By Luc Cohen
NEW YORK (Reuters) - Oklahoma oil and gas assets purchased by White Star Petroleum, a spinoff of soon-to-be-defunct American Energy Partners, included disposal wells that had previously been named in a lawsuit over earthquakes in the state, court documents show.
The litigation, which is ongoing, seeks to limit the volumes of wastewater the disposal wells' previous owner, Devon Energy, along with three other defendants, can inject into deep underground caverns.
In announcing the $200 million asset deal in April, neither Devon nor Energy and Minerals Group (EMG), the private equity firm backing White Star, disclosed that the disposal wells were included in the sale.

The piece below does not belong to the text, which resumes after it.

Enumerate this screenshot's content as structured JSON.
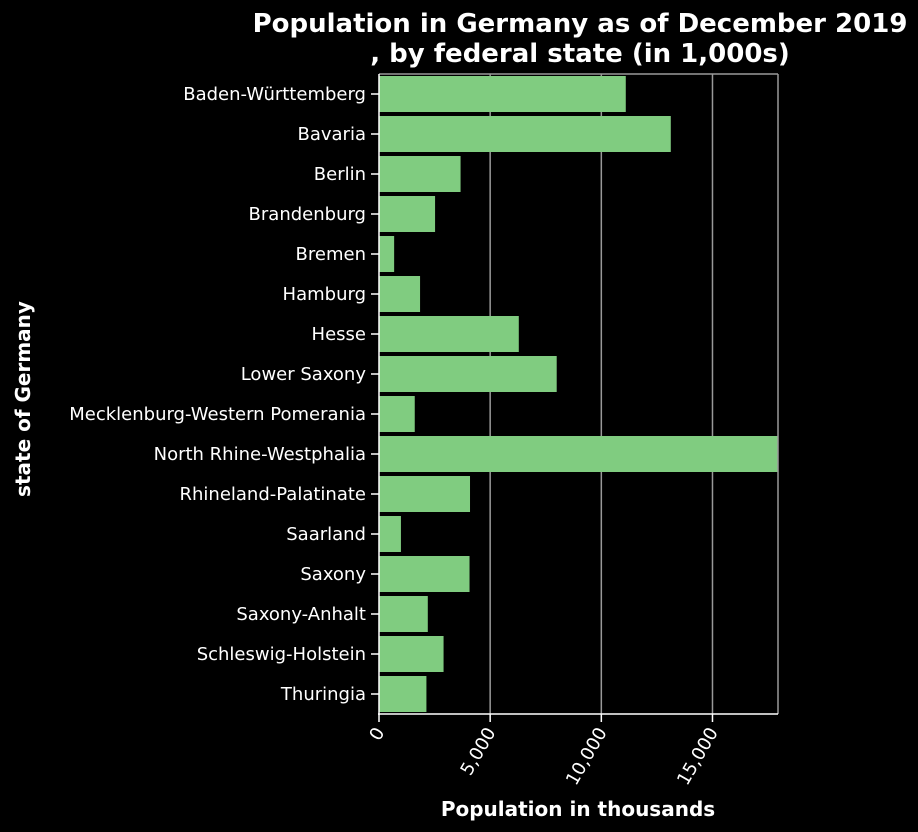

White Star has not been named in the case, but a lawyer for the plaintiffs said he may bring them in should the case clear a motion to dismiss filed by the defendants.

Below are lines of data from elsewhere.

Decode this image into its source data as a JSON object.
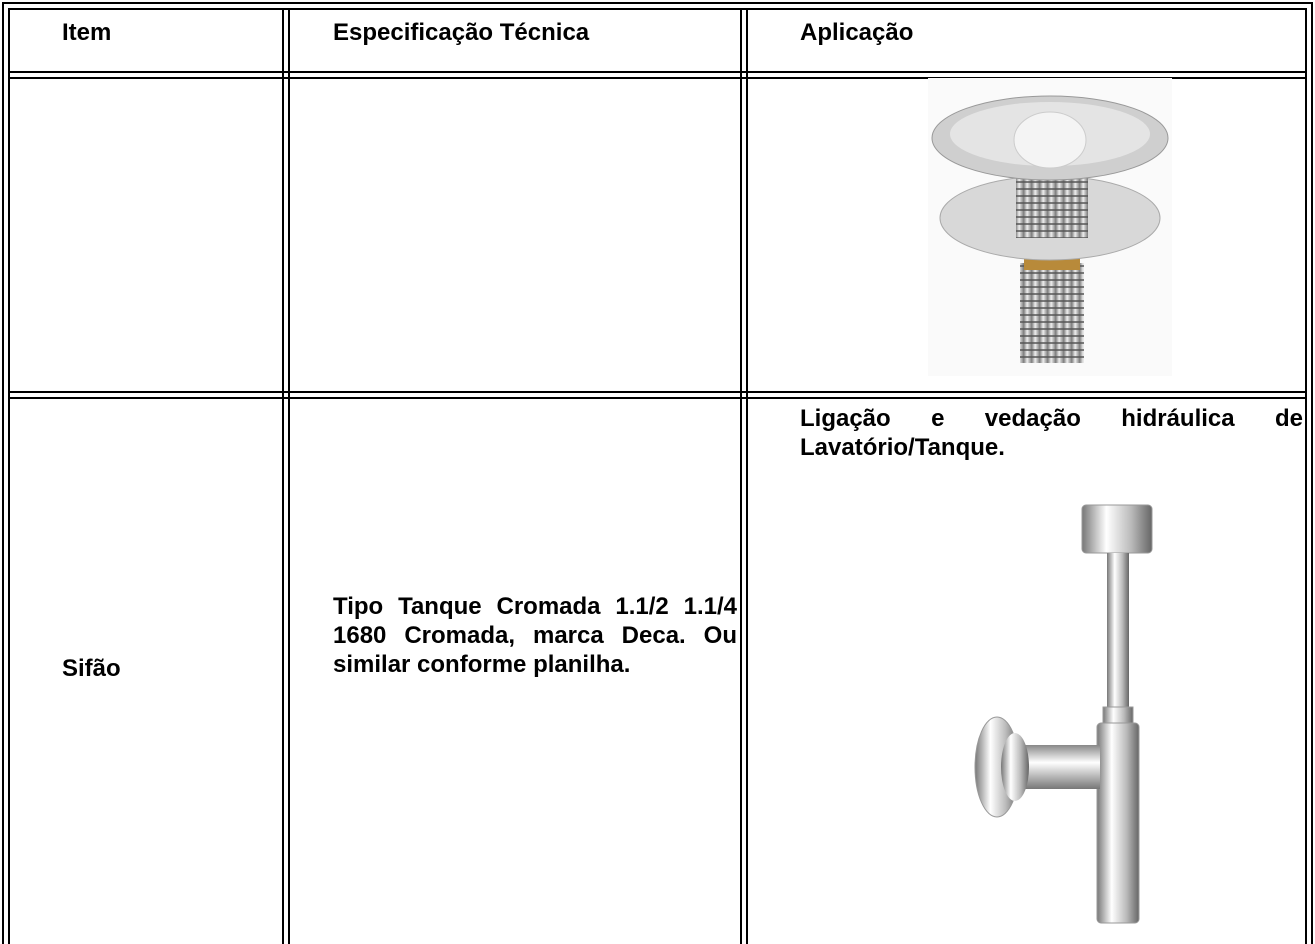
{
  "table": {
    "header": [
      "Item",
      "Especificação Técnica",
      "Aplicação"
    ],
    "rows": [
      {
        "item": "Sifão",
        "specification": "Tipo Tanque Cromada 1.1/2 1.1/4 1680 Cromada, marca Deca. Ou similar conforme planilha.",
        "application": "Ligação e vedação hidráulica de Lavatório/Tanque."
      }
    ]
  }
}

"It's unusual that people are able to sell during a pending lawsuit," said Richard Webster of Public Justice, who represents the Sierra Club, the plaintiffs in the federal lawsuit. "For White Star, they are taking on a fairly big risk here."

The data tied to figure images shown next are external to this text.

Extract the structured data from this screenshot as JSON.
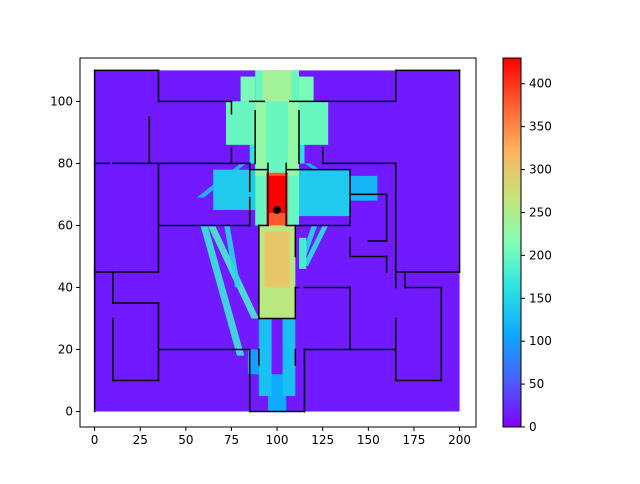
{
  "chart_data": {
    "type": "heatmap",
    "title": "",
    "xlabel": "",
    "ylabel": "",
    "xlim": [
      -8,
      209
    ],
    "ylim": [
      -5,
      114
    ],
    "x_ticks": [
      0,
      25,
      50,
      75,
      100,
      125,
      150,
      175,
      200
    ],
    "y_ticks": [
      0,
      20,
      40,
      60,
      80,
      100
    ],
    "colormap": "rainbow",
    "colorbar": {
      "min": 0,
      "max": 430,
      "ticks": [
        0,
        50,
        100,
        150,
        200,
        250,
        300,
        350,
        400
      ]
    },
    "grid": false,
    "field_extent": {
      "x": [
        0,
        200
      ],
      "y": [
        0,
        110
      ]
    },
    "background_value": 15,
    "source_point": {
      "x": 100,
      "y": 65
    },
    "zones": [
      {
        "x": [
          88,
          112
        ],
        "y": [
          60,
          110
        ],
        "value": 200
      },
      {
        "x": [
          90,
          110
        ],
        "y": [
          30,
          60
        ],
        "value": 260
      },
      {
        "x": [
          93,
          107
        ],
        "y": [
          40,
          58
        ],
        "value": 300
      },
      {
        "x": [
          94,
          106
        ],
        "y": [
          60,
          77
        ],
        "value": 380
      },
      {
        "x": [
          95,
          105
        ],
        "y": [
          64,
          76
        ],
        "value": 430
      },
      {
        "x": [
          88,
          94
        ],
        "y": [
          76,
          100
        ],
        "value": 230
      },
      {
        "x": [
          106,
          112
        ],
        "y": [
          76,
          100
        ],
        "value": 230
      },
      {
        "x": [
          85,
          88
        ],
        "y": [
          80,
          96
        ],
        "value": 160
      },
      {
        "x": [
          112,
          115
        ],
        "y": [
          80,
          96
        ],
        "value": 160
      },
      {
        "x": [
          65,
          88
        ],
        "y": [
          65,
          78
        ],
        "value": 140
      },
      {
        "x": [
          112,
          140
        ],
        "y": [
          63,
          78
        ],
        "value": 140
      },
      {
        "x": [
          135,
          155
        ],
        "y": [
          68,
          76
        ],
        "value": 120
      },
      {
        "x": [
          72,
          88
        ],
        "y": [
          86,
          100
        ],
        "value": 200
      },
      {
        "x": [
          112,
          128
        ],
        "y": [
          86,
          100
        ],
        "value": 200
      },
      {
        "x": [
          80,
          88
        ],
        "y": [
          100,
          108
        ],
        "value": 210
      },
      {
        "x": [
          112,
          120
        ],
        "y": [
          100,
          108
        ],
        "value": 210
      },
      {
        "x": [
          92,
          108
        ],
        "y": [
          100,
          110
        ],
        "value": 240
      },
      {
        "x": [
          90,
          97
        ],
        "y": [
          5,
          30
        ],
        "value": 130
      },
      {
        "x": [
          103,
          110
        ],
        "y": [
          5,
          30
        ],
        "value": 130
      },
      {
        "x": [
          95,
          105
        ],
        "y": [
          0,
          12
        ],
        "value": 110
      },
      {
        "x": [
          84,
          90
        ],
        "y": [
          12,
          20
        ],
        "value": 100
      },
      {
        "x": [
          112,
          116
        ],
        "y": [
          46,
          56
        ],
        "value": 180
      }
    ],
    "rays": [
      {
        "points": [
          [
            58,
            60
          ],
          [
            62,
            60
          ],
          [
            82,
            18
          ],
          [
            78,
            18
          ]
        ],
        "value": 170
      },
      {
        "points": [
          [
            62,
            60
          ],
          [
            66,
            60
          ],
          [
            90,
            30
          ],
          [
            86,
            30
          ]
        ],
        "value": 180
      },
      {
        "points": [
          [
            71,
            60
          ],
          [
            74,
            60
          ],
          [
            80,
            40
          ],
          [
            77,
            40
          ]
        ],
        "value": 150
      },
      {
        "points": [
          [
            119,
            60
          ],
          [
            122,
            60
          ],
          [
            116,
            50
          ],
          [
            113,
            50
          ]
        ],
        "value": 150
      },
      {
        "points": [
          [
            125,
            60
          ],
          [
            128,
            60
          ],
          [
            117,
            47
          ],
          [
            114,
            47
          ]
        ],
        "value": 160
      },
      {
        "points": [
          [
            56,
            69
          ],
          [
            60,
            69
          ],
          [
            83,
            80
          ],
          [
            80,
            80
          ]
        ],
        "value": 130
      },
      {
        "points": [
          [
            145,
            68
          ],
          [
            150,
            68
          ],
          [
            118,
            80
          ],
          [
            115,
            80
          ]
        ],
        "value": 130
      }
    ],
    "walls": [
      [
        [
          0,
          110
        ],
        [
          35,
          110
        ]
      ],
      [
        [
          35,
          110
        ],
        [
          35,
          100
        ]
      ],
      [
        [
          35,
          100
        ],
        [
          75,
          100
        ]
      ],
      [
        [
          75,
          100
        ],
        [
          75,
          96
        ]
      ],
      [
        [
          85,
          100
        ],
        [
          93,
          100
        ]
      ],
      [
        [
          107,
          100
        ],
        [
          125,
          100
        ]
      ],
      [
        [
          125,
          100
        ],
        [
          165,
          100
        ]
      ],
      [
        [
          165,
          100
        ],
        [
          165,
          110
        ]
      ],
      [
        [
          165,
          110
        ],
        [
          200,
          110
        ]
      ],
      [
        [
          200,
          110
        ],
        [
          200,
          45
        ]
      ],
      [
        [
          0,
          110
        ],
        [
          0,
          45
        ]
      ],
      [
        [
          0,
          45
        ],
        [
          35,
          45
        ]
      ],
      [
        [
          35,
          45
        ],
        [
          35,
          80
        ]
      ],
      [
        [
          0,
          80
        ],
        [
          8,
          80
        ]
      ],
      [
        [
          10,
          80
        ],
        [
          35,
          80
        ]
      ],
      [
        [
          35,
          80
        ],
        [
          85,
          80
        ]
      ],
      [
        [
          30,
          95
        ],
        [
          30,
          80
        ]
      ],
      [
        [
          75,
          85
        ],
        [
          75,
          80
        ]
      ],
      [
        [
          88,
          80
        ],
        [
          88,
          97
        ]
      ],
      [
        [
          112,
          80
        ],
        [
          112,
          97
        ]
      ],
      [
        [
          125,
          85
        ],
        [
          125,
          80
        ]
      ],
      [
        [
          125,
          80
        ],
        [
          165,
          80
        ]
      ],
      [
        [
          165,
          80
        ],
        [
          165,
          45
        ]
      ],
      [
        [
          165,
          45
        ],
        [
          200,
          45
        ]
      ],
      [
        [
          95,
          80
        ],
        [
          95,
          60
        ]
      ],
      [
        [
          105,
          80
        ],
        [
          105,
          60
        ]
      ],
      [
        [
          105,
          78
        ],
        [
          140,
          78
        ]
      ],
      [
        [
          85,
          78
        ],
        [
          95,
          78
        ]
      ],
      [
        [
          35,
          60
        ],
        [
          85,
          60
        ]
      ],
      [
        [
          85,
          60
        ],
        [
          85,
          69
        ]
      ],
      [
        [
          85,
          71
        ],
        [
          85,
          80
        ]
      ],
      [
        [
          105,
          60
        ],
        [
          140,
          60
        ]
      ],
      [
        [
          140,
          60
        ],
        [
          140,
          78
        ]
      ],
      [
        [
          140,
          70
        ],
        [
          160,
          70
        ]
      ],
      [
        [
          160,
          70
        ],
        [
          160,
          55
        ]
      ],
      [
        [
          150,
          55
        ],
        [
          160,
          55
        ]
      ],
      [
        [
          160,
          50
        ],
        [
          160,
          45
        ]
      ],
      [
        [
          140,
          50
        ],
        [
          160,
          50
        ]
      ],
      [
        [
          140,
          50
        ],
        [
          140,
          56
        ]
      ],
      [
        [
          95,
          60
        ],
        [
          90,
          60
        ]
      ],
      [
        [
          90,
          60
        ],
        [
          90,
          30
        ]
      ],
      [
        [
          90,
          30
        ],
        [
          110,
          30
        ]
      ],
      [
        [
          110,
          30
        ],
        [
          110,
          40
        ]
      ],
      [
        [
          110,
          40
        ],
        [
          112,
          40
        ]
      ],
      [
        [
          110,
          50
        ],
        [
          110,
          60
        ]
      ],
      [
        [
          115,
          40
        ],
        [
          140,
          40
        ]
      ],
      [
        [
          140,
          40
        ],
        [
          140,
          20
        ]
      ],
      [
        [
          140,
          20
        ],
        [
          165,
          20
        ]
      ],
      [
        [
          165,
          20
        ],
        [
          165,
          30
        ]
      ],
      [
        [
          165,
          40
        ],
        [
          165,
          45
        ]
      ],
      [
        [
          170,
          45
        ],
        [
          170,
          40
        ]
      ],
      [
        [
          170,
          40
        ],
        [
          190,
          40
        ]
      ],
      [
        [
          190,
          40
        ],
        [
          190,
          10
        ]
      ],
      [
        [
          190,
          10
        ],
        [
          165,
          10
        ]
      ],
      [
        [
          165,
          10
        ],
        [
          165,
          20
        ]
      ],
      [
        [
          10,
          45
        ],
        [
          10,
          35
        ]
      ],
      [
        [
          10,
          35
        ],
        [
          35,
          35
        ]
      ],
      [
        [
          35,
          35
        ],
        [
          35,
          10
        ]
      ],
      [
        [
          35,
          10
        ],
        [
          10,
          10
        ]
      ],
      [
        [
          10,
          10
        ],
        [
          10,
          30
        ]
      ],
      [
        [
          35,
          20
        ],
        [
          85,
          20
        ]
      ],
      [
        [
          85,
          20
        ],
        [
          85,
          0
        ]
      ],
      [
        [
          85,
          0
        ],
        [
          115,
          0
        ]
      ],
      [
        [
          115,
          0
        ],
        [
          115,
          20
        ]
      ],
      [
        [
          115,
          20
        ],
        [
          140,
          20
        ]
      ],
      [
        [
          90,
          20
        ],
        [
          90,
          15
        ]
      ],
      [
        [
          110,
          20
        ],
        [
          110,
          15
        ]
      ],
      [
        [
          0,
          45
        ],
        [
          0,
          0
        ]
      ]
    ]
  }
}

The environmental group asked for an order requiring Devon, Sandridge Energy Inc, Chesapeake Energy and New Dominion, LLC to reduce wastewater volumes and pay to reinforce structures that are vulnerable to earthquake damage.
In response, Devon argued in a court filing that the suit would not be effective because it does not encompass all disposal well operators in the area in question - citing its sale of "all of its disposal wells" relevant to the lawsuit to "another operator that is not a defendant in this lawsuit" as an example.
Devon also questioned the court's authority in the case, noting that the Oklahoma Corporation Commission, which regulates oil and gas activity in Oklahoma, had "exclusive jurisdiction" over the wells. The Corporation Commission has issued some directives aimed at reducing seismicity, which has fallen somewhat this year.
Devon declined to comment, and neither EMG nor White Star responded to requests for comment.
Meanwhile, Sandridge's involvement as a defendant was stayed when it filed for bankruptcy last month, which could save the company legal costs and exempt it from the discovery process while it is undergoing bankruptcy proceedings.
"It is a significant cost savings," said Natalie Ramsey, chair of Montgomery McCracken's bankruptcy and reorganization practice. "The first thing I'd be doing is running into court and pushing out discovery deadlines for Sandridge."